Retinol is often formulated in products that are usually applied towards the end of your routine, such as oils, serums, and moisturisers. AHAs, such as glycolic acid are often found in many products with the most popular being cleansers and toners, meaning they will be the first to be applied on the skin before retinol.

Is AHA the same as retinol?

No AHA and retinol are not the same. This confusion may be a result of the misconception that retinol exfoliants the skin, when in fact, it increases the skin cell turn over cycle resulting in new skin cells making their way to the surface quicker. AHAs, also known as alpha hydroxy acids, such as glycolic acid and lactic acid are chemical exfoliants meaning they can slough away dead skin cells, bacteria, and impurities that can build-up on the skin surface. You’ll also find that retinol and AHAs work on different areas of the skin, with retinol penetrating the lower layers of the skin more effectively than AHAs.

Can you use retinol and glycolic acid together?
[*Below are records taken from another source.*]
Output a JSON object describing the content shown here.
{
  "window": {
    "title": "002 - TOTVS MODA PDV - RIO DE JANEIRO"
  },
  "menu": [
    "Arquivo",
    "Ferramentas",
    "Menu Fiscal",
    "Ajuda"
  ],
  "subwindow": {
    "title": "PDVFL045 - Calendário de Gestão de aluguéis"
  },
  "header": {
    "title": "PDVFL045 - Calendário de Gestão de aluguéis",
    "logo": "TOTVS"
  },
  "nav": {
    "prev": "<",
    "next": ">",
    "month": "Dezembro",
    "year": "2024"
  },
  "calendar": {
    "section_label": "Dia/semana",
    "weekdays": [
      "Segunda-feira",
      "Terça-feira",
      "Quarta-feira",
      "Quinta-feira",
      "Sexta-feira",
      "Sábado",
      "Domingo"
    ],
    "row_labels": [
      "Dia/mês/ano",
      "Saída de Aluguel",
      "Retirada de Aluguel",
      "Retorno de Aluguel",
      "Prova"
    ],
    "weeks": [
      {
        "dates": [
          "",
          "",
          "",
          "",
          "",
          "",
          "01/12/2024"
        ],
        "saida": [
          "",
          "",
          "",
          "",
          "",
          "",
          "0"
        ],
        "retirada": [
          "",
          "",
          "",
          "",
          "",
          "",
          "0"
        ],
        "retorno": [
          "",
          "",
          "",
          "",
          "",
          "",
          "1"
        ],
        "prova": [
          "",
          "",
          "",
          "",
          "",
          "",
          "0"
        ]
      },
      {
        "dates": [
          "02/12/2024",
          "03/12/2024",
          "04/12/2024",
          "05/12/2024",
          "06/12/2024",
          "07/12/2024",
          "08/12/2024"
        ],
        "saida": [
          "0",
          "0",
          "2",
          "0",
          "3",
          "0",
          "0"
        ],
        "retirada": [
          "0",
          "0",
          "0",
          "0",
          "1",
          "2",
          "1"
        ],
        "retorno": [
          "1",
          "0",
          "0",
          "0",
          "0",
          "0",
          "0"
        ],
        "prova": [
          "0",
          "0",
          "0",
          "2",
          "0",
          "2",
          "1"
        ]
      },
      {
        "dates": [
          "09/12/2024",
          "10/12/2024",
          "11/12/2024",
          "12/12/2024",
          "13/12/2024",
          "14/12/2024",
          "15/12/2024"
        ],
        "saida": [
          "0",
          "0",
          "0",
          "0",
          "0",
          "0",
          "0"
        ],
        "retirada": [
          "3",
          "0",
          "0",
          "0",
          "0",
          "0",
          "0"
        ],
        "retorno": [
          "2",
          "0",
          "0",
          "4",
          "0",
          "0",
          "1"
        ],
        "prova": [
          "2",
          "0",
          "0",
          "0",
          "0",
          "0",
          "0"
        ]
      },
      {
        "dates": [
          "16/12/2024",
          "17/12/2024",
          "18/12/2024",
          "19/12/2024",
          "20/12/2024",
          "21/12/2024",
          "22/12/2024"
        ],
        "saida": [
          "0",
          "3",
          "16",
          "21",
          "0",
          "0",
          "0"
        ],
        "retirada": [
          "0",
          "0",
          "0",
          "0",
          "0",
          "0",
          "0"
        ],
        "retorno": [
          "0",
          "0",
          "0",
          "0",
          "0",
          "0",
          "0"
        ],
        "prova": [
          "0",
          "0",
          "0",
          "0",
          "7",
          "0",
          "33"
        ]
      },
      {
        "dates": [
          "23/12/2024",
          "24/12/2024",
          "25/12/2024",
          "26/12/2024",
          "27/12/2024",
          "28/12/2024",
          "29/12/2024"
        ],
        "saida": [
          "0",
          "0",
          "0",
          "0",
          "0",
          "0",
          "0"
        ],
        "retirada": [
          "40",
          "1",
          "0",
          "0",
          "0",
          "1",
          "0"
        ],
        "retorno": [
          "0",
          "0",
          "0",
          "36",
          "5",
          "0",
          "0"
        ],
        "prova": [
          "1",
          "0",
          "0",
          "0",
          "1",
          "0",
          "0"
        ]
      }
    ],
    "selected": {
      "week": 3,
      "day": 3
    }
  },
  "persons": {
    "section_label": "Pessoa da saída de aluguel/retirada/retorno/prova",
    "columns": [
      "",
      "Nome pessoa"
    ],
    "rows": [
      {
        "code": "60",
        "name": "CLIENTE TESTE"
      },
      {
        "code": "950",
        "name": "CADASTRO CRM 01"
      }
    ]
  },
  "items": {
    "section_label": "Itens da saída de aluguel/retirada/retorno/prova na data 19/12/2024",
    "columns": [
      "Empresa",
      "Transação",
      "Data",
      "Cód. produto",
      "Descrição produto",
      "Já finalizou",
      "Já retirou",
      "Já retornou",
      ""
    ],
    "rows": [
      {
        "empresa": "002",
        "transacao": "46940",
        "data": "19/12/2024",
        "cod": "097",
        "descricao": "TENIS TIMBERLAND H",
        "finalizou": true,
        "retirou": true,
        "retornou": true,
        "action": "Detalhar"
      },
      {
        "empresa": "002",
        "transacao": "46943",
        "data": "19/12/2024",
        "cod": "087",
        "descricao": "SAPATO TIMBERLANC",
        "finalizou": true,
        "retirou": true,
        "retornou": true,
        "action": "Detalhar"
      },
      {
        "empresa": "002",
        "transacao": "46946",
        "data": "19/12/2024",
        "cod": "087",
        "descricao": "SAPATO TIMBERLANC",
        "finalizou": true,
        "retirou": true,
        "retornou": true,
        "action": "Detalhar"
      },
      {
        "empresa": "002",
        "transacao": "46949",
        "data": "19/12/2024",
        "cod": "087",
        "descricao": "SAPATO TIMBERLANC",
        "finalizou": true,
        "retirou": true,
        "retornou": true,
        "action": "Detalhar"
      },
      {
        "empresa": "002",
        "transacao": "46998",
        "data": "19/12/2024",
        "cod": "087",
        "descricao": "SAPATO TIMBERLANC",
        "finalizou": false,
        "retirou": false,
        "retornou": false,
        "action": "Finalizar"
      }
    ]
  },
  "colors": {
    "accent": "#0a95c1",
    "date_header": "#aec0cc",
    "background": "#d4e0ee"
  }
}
Yes and no, you can use retinol and glycolic acid together but should be applied during different times of the day. As retinol is sensitive to UV light and becomes useless when exposed to sunlight, it is best to apply it in the evening. This therefore means you can use your glycolic acid product during your morning routine. By applying these ingredients in separate formulations you’ll reap the rewards of the plethora of skin benefits they provide, whilst by-passing any increased skin sensitivity or irritation.

Before trying any new skincare ingredients or products it is best to perform a patch test for 24 hours. Apply a 10p size about of the product on the inside of your forearm, leave the product there overnight and if there is no sign of irritation in the morning, your skin is happy and ready for you to apply it to the face.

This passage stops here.